EDITORIAL

Asian of the Year 2014: Modi's India in the Asian Century

The Straits Times Asian of the Year 2014 award to Indian Prime Minister Narendra Damodardas Modi honours the leader of a country whose choices will influence the future of the entire continent. Since his accession to power in May, he has underlined India's stature as a rising power by reaching out to countries such as the United States, China, Japan and Australia, while simultaneously striving to reassure his smaller neighbours of India's benign intentions in South Asia.

Mr Modi seeks to position India as a peer of the great powers. This is natural for a nation of 1.2 billion, with a gross domestic product of US$2 trillion (S$2.63 trillion) that makes it the third most powerful economy in Asia after China and Japan.

Thankfully, Mr Modi is presenting a good case for India's intention to play a stabilising role in a region marked by historical suspicions, territorial rivalries, and threats from religious terrorism and extremism. His foreign policy activism, early into his tenure, has left no doubt that India will not be taken for granted in the evolving Asian scheme of things. That certainly includes Pacific Asia, the focus of the eastward shift in India's outreach.

Of course, it is the success of Mr Modi's domestic economic policies that ultimately will underwrite India's role on the global stage. He is making haste slowly on this front. One reason is the diversity of India's population, which stretches from its vast agricultural heartland to its globalised high-tech cities. Diverse needs have to be reconciled through unifying development. At a less edifying level, entrenched economic interests and the political clout they command weigh down the reformist momentum of the government. This is a fact of life in a democracy. A recalcitrant bureaucracy with a vested interest in inertia complements the workings of economic groups and lobbies seeking to retain a comfortable status quo.

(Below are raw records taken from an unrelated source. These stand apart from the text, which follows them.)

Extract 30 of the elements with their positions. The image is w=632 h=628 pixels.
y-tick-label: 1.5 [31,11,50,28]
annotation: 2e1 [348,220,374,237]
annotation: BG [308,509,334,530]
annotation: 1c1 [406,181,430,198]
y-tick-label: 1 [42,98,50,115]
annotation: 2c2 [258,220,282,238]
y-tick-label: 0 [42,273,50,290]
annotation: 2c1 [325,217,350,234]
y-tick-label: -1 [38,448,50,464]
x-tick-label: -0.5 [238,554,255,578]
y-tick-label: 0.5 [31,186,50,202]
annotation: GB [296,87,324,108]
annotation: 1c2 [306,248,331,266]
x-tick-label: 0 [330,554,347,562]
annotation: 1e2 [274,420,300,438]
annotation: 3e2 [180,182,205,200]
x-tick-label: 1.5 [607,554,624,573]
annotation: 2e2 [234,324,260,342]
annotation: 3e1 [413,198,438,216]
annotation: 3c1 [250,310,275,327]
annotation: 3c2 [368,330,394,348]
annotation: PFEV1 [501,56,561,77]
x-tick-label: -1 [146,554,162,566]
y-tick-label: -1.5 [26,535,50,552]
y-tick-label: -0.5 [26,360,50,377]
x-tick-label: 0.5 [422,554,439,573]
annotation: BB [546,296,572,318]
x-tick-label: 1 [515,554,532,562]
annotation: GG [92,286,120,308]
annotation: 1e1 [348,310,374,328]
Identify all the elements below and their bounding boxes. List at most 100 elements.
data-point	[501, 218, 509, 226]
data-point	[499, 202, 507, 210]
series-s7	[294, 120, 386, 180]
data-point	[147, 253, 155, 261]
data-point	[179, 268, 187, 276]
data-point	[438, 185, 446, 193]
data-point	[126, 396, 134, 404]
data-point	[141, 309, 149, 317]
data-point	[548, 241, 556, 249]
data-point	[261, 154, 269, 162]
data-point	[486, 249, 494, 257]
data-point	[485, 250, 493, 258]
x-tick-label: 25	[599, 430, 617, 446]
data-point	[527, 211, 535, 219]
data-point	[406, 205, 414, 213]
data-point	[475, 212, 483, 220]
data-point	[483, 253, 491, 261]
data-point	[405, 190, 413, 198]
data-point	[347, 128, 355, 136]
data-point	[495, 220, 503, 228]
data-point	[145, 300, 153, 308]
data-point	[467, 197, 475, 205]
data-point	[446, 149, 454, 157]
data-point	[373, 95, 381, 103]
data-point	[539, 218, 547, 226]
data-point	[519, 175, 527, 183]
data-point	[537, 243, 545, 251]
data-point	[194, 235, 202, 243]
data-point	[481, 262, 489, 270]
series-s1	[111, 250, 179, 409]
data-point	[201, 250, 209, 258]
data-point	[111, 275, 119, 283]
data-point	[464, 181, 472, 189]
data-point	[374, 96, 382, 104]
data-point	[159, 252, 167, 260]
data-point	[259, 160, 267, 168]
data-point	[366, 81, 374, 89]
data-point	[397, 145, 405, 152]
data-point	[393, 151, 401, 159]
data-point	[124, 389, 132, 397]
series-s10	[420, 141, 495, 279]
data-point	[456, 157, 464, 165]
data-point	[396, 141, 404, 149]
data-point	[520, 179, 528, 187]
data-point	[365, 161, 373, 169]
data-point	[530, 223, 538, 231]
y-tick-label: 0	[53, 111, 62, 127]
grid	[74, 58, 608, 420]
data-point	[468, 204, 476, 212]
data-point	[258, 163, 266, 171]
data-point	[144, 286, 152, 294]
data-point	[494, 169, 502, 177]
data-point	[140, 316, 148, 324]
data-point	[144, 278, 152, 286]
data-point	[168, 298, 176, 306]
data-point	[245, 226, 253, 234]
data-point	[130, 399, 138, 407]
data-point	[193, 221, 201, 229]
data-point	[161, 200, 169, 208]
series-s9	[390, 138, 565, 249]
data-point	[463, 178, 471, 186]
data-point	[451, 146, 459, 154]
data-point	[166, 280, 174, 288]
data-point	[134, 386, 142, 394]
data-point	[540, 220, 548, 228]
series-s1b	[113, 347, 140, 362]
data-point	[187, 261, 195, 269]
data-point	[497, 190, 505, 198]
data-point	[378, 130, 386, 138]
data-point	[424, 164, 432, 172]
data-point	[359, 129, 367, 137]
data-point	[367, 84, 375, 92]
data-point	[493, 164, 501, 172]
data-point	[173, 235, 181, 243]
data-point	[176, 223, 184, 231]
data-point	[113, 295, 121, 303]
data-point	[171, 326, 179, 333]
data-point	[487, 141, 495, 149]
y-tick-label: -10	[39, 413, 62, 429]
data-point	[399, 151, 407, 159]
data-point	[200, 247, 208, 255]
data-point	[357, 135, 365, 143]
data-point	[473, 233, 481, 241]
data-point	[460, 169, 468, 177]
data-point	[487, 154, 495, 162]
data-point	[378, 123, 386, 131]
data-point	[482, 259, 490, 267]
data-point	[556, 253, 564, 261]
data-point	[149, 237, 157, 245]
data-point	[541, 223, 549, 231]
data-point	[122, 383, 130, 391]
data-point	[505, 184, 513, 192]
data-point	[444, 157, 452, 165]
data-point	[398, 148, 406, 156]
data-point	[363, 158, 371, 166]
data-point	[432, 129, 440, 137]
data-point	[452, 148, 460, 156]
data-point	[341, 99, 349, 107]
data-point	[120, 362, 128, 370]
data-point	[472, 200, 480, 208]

Yet, Mr Modi is a visionary who has his finger on the pulse of India's future, not its passing present. His electoral mandate, his reputation for integrity and efficiency, and his expansive outlook make it imperative for him to take up the reformist programme seriously. What will help him secure a pan-Indian consensus is his nationalist agenda, which is inclusive, unlike the sectarian forces, some of which helped to bring his government to power.

All secular nations have a stake in India's resilience as a non-confessional state in an Asia where a traditional culture of tolerance is being scarred by the rise of religious politics. Singaporeans understand that stake better than most, given their quintessentially multi-religious society and their openness to the world. They would welcome the Asian promise of Mr Modi's India.